Marcus Mariota and the second-ranked Ducks happily showed there's still a significant gap for the Huskies to overcome.
Mariota threw for 366 yards and three touchdowns, added another 88 yards and one TD rushing, and the Ducks won their 10th straight over their rivals to the north with a 45-24 victory over No. 16 Washington on Saturday.
"I thought we showed a lot of resolve there in the third quarter and battled back in the ball game," Washington coach Steve Sarkisian said. "Unfortunately we had a hard time containing Marcus, he threw the ball extremely well and then when we covered him he pulled it down and ran. We couldn't catch him."
Bishop Sankey ran for 167 yards and touchdowns of 60 and 25 yards for Washington, but the Huskies defense that stood stout against Stanford last week was exposed by Mariota and the Ducks. The Huskies gave up 631 total yards. Washington was third in the country giving up just 3.9 yards per offensive play, but the Ducks averaged 7.8 per touch.
Sankey was responsible for a major first-half swing that left the Huskies unsuccessfully playing from behind. Tied at 7-7 and driving, Sankey fumbled for the first time this season on a third-down run at the Oregon 31. The fumble was forced by cornerback Troy Hill and recovered by Torrondney Prevot. Mariota went to work, hitting Addison for a 4-yard TD and a 14-7 lead.
Oregon (6-0, 3-0 Pac-12) marched down the field again with a seven-play drive with three plays of 15 yards or more. Byron Marshall capped the drive with a 15-yard sprint untouched and a 21-7 Ducks lead.

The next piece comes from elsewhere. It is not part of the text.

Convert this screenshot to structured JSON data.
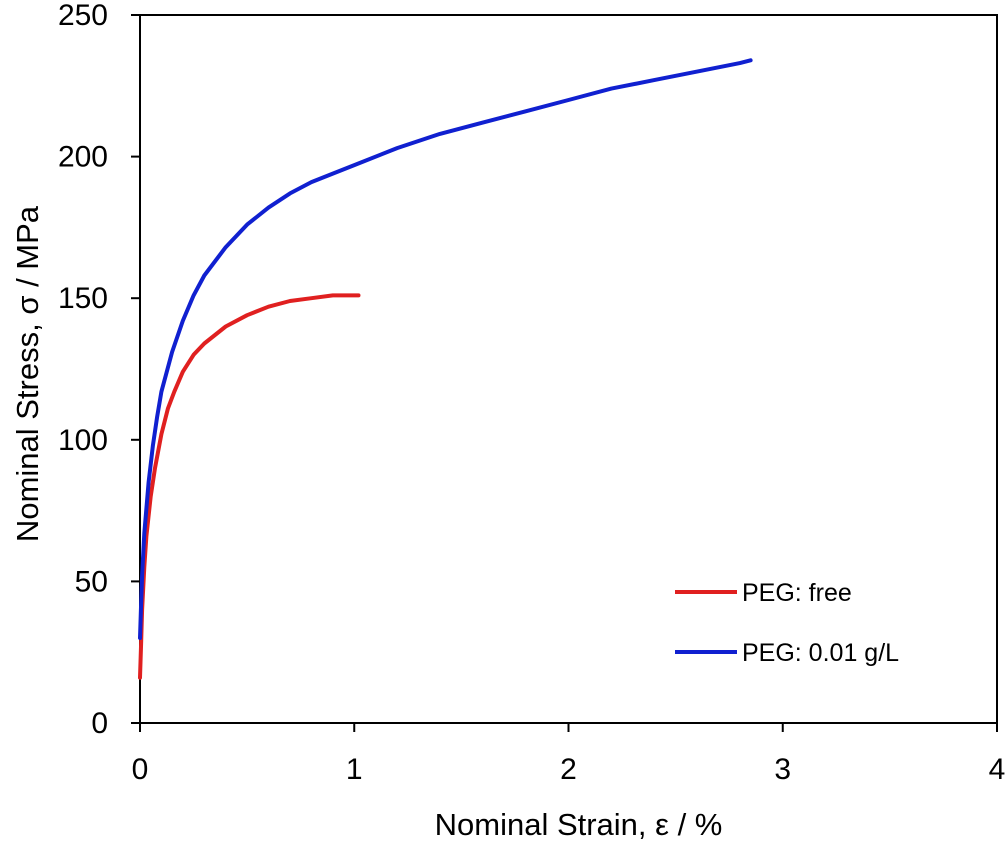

Keith Price also threw an interception in Oregon territory late in the second quarter to end another promising possession.
"Both of our turnovers occurred in their territory and took potential points off the board for us and gave them possessions. I thought both of those were relatively big in the outcome of the game," Sarkisian said.
The Huskies closed to 21-14 on the first drive of the second half when Sankey burst 60 yards on fourth-and-1, but Mariota answered by hitting Josh Huff for a 65-yard score to wrestle back control.
Despite the miscues, the Huskies were still in reach late in the game. The Huskies entered the fourth quarter down only a touchdown but just couldn't stop Oregon's offense enough to rally.
Mariota's brilliance was the biggest reason why.
"We tried to spy him, we tried to blitz him we tried to contain him, he had a heck of a football game. He's a hell of a player," Sarkisian said.
Sankey scored his second touchdown to pull within 31-24 at the end of the third quarter. Oregon took less than 90 seconds to re-gain control. Mariota scrambled for a 35-yard gain and hit Bradon Addison for 30 more. Mariota scored from five yards out to push the lead back to 14 points.
Mariota and Addison connected again for a 3-yard touchdown on their next possession to finish off the Huskies. Addison finished with eight catches for 157 yards.
"It is frustrating, especially when you're going toe-to-toe with a team like that." Price said. "Then it just kind of got ugly."
Price was battered for the second straight week. His gutty effort last Saturday in a 31-28 loss at No. 5 Stanford gave belief that this would be the Huskies best chance to stop their losing streak to the Ducks. But Price's receivers struggled to get separation and he was sacked four times and ran 11 others. Price finished 19 of 32 for 182.
Mariota's passing was nearly spotless, he used his legs to make the Huskies pay when throwing options were covered and was easily the best player on the field. Mariota completed 24 of 31 passes, and ran another 13 times.
"He is just a difficult matchup," Sarkisian said. "When you try to bring more people to keep him there and you get one-on-one matchups down the field, their speed in the slot against our safeties was real factor in the game and he threw accurate ball after accurate ball. What was our answer at that point? I think that's what got frustrating for us."